Estée Lauder and Microsoft began their relationship in 2017. As part of the long-term partnership, the marketer leveraged Azure AI for its Voice-Enabled Makeup Assistant mobile app that launched last year.


Microsoft is not Estée Lauder's only tech partner: The marketer last year deepened its relationship with Google Cloud to include more applications of generative AI, including using Google Cloud’s Vertex AI platform to streamline its internal operations and monitor consumer feedback across social media and call centers.


Microsoft continues to team with major marketers and publishers as it looks to build on generative AI ambitions that are the focus of the broader tech landscape. The company last week expanded its strategic partnership with Coca-Cola with a $1.1 billion commitment intended to accelerate the beverage giant's generative AI capabilities.

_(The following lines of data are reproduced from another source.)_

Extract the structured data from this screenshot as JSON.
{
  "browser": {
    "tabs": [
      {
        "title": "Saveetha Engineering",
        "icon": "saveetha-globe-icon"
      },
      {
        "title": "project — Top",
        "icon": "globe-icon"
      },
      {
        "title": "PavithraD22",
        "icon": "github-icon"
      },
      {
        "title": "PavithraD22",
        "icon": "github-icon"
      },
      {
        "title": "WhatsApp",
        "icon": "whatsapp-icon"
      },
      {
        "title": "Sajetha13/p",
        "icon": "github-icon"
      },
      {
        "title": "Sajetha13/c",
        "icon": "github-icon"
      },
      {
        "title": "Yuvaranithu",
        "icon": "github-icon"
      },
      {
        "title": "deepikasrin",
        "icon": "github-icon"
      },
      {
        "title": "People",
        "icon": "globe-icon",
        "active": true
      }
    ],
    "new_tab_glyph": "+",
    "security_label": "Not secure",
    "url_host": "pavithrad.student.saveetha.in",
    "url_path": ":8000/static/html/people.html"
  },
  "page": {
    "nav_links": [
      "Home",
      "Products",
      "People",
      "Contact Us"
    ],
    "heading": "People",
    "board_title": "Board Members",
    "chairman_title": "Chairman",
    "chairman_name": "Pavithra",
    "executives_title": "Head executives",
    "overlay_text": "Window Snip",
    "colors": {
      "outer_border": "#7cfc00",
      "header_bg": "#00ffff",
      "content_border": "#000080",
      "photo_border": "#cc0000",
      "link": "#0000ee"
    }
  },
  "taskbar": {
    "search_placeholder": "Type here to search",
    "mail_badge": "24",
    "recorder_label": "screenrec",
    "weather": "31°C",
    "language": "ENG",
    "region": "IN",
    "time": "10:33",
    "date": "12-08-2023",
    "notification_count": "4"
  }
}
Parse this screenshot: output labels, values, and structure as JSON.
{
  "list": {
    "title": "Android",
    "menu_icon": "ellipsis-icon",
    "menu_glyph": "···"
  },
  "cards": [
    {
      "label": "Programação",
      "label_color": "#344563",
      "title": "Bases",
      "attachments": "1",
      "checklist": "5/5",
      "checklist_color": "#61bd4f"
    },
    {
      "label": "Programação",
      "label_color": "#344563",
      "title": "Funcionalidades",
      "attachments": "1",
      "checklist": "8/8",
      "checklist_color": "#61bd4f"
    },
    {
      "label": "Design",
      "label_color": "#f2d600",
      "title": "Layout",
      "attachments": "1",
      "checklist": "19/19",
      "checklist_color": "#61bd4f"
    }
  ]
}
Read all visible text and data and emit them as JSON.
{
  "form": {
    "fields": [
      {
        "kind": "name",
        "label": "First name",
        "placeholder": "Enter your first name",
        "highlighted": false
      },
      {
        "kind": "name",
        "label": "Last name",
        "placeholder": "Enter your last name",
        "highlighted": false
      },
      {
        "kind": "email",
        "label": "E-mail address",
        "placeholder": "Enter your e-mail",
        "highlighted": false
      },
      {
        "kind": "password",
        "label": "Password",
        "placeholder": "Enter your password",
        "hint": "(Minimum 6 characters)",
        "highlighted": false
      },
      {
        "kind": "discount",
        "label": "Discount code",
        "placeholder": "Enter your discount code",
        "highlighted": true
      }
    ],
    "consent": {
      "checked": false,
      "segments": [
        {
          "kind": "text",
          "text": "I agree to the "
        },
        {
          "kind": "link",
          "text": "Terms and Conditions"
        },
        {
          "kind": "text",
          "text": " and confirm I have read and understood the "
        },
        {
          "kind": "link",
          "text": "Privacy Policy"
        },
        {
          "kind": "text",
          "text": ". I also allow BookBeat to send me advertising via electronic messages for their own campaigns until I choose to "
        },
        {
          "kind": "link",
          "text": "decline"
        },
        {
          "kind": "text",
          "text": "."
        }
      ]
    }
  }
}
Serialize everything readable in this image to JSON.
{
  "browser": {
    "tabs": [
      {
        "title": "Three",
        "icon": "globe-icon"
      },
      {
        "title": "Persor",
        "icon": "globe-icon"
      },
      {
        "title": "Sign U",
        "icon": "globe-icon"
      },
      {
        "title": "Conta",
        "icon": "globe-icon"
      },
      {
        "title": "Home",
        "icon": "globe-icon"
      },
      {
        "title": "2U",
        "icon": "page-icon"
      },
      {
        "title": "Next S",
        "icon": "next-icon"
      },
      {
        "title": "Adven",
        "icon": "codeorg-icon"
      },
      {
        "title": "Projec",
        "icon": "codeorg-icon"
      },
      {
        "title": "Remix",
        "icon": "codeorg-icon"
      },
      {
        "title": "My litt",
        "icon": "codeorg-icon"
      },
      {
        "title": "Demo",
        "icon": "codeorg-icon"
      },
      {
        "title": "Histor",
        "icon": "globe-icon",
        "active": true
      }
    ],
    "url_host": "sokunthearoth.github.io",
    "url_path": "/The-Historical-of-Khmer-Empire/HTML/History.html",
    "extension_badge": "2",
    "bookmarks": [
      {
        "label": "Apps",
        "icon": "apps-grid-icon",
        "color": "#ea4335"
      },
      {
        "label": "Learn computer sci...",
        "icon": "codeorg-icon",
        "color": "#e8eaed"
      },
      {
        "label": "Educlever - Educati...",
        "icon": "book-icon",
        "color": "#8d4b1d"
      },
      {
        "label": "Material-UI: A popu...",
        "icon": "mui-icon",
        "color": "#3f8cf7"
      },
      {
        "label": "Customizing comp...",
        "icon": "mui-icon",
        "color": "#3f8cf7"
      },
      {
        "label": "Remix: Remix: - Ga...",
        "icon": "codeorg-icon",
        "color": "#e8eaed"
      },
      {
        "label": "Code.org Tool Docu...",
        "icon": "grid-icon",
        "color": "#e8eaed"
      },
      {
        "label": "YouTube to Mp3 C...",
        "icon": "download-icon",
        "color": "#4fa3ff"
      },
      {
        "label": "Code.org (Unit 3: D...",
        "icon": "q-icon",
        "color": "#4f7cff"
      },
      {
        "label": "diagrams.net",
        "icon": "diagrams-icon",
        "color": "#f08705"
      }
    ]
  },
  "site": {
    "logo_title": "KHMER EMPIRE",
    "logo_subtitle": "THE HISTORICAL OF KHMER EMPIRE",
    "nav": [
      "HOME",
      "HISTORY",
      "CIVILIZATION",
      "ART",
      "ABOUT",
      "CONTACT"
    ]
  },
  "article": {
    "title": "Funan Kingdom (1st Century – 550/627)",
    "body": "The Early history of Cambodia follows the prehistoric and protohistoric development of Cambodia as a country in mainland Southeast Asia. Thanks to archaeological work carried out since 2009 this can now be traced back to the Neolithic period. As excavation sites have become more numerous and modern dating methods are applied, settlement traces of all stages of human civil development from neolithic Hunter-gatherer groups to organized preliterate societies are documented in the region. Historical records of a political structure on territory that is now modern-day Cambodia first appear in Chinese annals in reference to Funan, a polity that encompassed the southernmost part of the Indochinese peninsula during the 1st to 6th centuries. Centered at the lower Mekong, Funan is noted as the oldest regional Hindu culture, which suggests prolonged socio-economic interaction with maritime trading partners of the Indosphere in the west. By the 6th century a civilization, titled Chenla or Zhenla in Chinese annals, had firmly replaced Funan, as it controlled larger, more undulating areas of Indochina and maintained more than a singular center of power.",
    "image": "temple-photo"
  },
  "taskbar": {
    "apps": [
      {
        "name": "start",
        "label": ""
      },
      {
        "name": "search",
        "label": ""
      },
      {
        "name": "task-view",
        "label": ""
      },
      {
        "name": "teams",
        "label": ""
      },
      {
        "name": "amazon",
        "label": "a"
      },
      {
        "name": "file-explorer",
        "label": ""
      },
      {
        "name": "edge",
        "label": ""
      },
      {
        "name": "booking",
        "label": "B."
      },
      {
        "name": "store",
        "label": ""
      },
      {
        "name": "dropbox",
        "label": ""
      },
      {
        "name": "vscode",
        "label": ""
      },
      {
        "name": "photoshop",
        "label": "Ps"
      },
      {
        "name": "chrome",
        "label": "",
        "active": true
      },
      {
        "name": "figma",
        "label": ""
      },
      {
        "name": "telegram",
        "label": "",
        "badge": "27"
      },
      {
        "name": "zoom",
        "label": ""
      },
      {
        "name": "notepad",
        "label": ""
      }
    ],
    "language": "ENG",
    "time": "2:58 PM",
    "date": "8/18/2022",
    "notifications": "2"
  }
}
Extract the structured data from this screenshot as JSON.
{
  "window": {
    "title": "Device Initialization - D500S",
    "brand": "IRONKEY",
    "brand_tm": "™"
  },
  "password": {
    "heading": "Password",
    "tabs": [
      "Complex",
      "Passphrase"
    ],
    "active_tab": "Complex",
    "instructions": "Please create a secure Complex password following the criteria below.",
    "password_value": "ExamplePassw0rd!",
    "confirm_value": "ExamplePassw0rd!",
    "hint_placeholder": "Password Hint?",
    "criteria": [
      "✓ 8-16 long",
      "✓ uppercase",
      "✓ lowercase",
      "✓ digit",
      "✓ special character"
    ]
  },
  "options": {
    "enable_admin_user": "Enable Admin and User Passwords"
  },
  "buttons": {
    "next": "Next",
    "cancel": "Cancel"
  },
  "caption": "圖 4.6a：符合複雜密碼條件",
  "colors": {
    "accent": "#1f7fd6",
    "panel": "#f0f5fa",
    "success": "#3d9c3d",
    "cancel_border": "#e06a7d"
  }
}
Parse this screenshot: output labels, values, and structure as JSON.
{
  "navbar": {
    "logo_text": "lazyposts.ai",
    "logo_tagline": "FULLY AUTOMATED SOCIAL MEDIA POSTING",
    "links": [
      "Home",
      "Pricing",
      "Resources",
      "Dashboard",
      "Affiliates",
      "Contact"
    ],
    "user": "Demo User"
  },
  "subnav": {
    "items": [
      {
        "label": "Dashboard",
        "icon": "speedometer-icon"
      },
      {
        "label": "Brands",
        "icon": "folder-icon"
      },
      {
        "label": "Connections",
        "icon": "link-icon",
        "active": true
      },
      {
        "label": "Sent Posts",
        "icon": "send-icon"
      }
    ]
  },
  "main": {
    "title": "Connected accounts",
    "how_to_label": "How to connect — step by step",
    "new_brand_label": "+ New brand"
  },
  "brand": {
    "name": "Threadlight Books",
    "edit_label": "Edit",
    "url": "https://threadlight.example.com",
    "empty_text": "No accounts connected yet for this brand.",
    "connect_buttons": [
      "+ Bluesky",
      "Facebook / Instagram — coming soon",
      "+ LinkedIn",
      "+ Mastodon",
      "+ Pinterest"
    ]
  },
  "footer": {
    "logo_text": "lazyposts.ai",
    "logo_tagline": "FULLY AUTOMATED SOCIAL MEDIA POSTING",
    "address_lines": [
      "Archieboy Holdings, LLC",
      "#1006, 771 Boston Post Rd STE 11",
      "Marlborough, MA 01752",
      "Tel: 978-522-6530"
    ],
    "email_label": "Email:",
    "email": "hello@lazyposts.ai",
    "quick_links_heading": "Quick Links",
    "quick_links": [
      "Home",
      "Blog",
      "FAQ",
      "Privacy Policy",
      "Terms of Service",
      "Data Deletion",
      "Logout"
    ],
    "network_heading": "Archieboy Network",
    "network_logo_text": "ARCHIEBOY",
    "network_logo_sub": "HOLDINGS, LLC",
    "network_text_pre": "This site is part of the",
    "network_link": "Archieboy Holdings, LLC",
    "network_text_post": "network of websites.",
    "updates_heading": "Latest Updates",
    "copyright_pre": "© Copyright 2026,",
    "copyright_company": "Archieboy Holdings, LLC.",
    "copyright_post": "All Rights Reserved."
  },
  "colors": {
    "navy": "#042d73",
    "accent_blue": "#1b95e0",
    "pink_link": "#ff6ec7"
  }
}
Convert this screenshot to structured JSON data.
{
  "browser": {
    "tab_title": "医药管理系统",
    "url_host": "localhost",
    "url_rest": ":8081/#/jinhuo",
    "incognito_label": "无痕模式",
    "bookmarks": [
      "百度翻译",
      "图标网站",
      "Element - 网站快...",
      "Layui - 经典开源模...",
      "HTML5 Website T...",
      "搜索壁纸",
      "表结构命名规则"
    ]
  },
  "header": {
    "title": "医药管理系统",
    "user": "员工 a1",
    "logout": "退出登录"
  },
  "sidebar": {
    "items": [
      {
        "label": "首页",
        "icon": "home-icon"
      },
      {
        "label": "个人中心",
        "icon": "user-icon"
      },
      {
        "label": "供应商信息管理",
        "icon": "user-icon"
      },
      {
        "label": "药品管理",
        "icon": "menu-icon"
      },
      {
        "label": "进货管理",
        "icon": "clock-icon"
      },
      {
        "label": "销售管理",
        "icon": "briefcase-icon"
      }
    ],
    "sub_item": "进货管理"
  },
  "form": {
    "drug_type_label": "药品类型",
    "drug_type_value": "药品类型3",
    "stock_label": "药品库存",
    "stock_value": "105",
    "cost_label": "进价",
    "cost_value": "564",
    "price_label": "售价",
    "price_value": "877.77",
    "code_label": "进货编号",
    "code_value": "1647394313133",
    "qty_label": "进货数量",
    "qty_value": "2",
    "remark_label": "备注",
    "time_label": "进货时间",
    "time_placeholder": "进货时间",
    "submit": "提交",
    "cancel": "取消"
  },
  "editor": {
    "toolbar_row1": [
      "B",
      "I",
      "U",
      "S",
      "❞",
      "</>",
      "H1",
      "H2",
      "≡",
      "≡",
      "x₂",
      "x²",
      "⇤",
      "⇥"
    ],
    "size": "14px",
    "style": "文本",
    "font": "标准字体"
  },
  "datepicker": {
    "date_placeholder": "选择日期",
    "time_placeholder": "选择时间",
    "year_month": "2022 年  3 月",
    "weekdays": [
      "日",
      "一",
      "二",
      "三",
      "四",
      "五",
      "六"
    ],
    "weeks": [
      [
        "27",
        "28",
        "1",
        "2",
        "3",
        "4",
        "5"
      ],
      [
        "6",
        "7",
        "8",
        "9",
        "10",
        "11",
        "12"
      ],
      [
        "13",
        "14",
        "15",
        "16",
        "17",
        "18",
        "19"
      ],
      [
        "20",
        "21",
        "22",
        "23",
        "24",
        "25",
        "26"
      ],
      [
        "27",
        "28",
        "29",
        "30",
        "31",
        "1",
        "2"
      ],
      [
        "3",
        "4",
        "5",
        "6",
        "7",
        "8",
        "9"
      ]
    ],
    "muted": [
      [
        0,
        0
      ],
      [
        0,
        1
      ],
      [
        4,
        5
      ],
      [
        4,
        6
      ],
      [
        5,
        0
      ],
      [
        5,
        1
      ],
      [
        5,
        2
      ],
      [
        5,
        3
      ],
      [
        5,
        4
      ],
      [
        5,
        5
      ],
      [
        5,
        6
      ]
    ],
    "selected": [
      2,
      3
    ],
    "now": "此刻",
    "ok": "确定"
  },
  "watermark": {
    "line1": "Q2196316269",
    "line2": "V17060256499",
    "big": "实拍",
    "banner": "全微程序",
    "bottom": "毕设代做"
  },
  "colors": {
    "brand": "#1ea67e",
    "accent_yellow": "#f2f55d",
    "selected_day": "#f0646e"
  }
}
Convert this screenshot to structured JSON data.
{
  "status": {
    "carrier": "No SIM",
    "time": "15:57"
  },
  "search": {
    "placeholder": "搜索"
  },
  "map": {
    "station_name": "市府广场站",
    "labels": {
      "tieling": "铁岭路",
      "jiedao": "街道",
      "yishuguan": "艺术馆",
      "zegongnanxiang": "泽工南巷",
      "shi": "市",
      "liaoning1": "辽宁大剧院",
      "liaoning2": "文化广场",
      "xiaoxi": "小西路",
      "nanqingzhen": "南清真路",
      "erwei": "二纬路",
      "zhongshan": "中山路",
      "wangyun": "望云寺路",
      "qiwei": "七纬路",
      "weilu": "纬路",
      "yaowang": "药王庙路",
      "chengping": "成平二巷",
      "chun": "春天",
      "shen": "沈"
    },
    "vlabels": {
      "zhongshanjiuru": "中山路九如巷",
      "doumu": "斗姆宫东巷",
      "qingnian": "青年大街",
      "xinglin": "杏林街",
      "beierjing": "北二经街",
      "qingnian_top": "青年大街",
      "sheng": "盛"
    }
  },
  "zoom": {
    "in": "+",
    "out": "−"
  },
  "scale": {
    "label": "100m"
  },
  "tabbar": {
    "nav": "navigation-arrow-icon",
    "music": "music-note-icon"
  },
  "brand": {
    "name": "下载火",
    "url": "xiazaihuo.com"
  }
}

Microsoft's expansion of Copilot will let all advertisers on the Microsoft Advertising Platform access an AI tool that is intended to help marketers more easily and efficiently create campaign materials, like other tools launched by competitors Google and Meta. Multimedia ads in its chat function have seen three-times the click-through rates compared to traditional search engine results pages, per a blog post by Kya Sainsbury-Carter, corporate vice president of Microsoft Advertising. 


Additionally, Microsoft today announced an expanded relationship with publisher Axel Springer. As part of the deal, the publisher will adopt Microsoft Advertising as its ad server in the U.S., pilot new AI-driven chat experiences, extend its use of Azure AI capabilities for AI innovation and more. Microsoft last year began experimenting with new ways of sharing advertising revenue with publishers through its AI-powered Bing Chat. Generative AI is the latest tech development to put pressure on publishers, a key part of the ad ecosystem that continues to contract.


Microsoft last week announced that revenue had increased 17% during its most recent fiscal quarter, driven by 23% year-over-year revenue growth of its Cloud business. Microsoft Copilot and Copilot stack are "orchestrating a new era of AI transformation," said Satya Nadella, chairman and chief executive officer of Microsoft, in a statement around the earnings.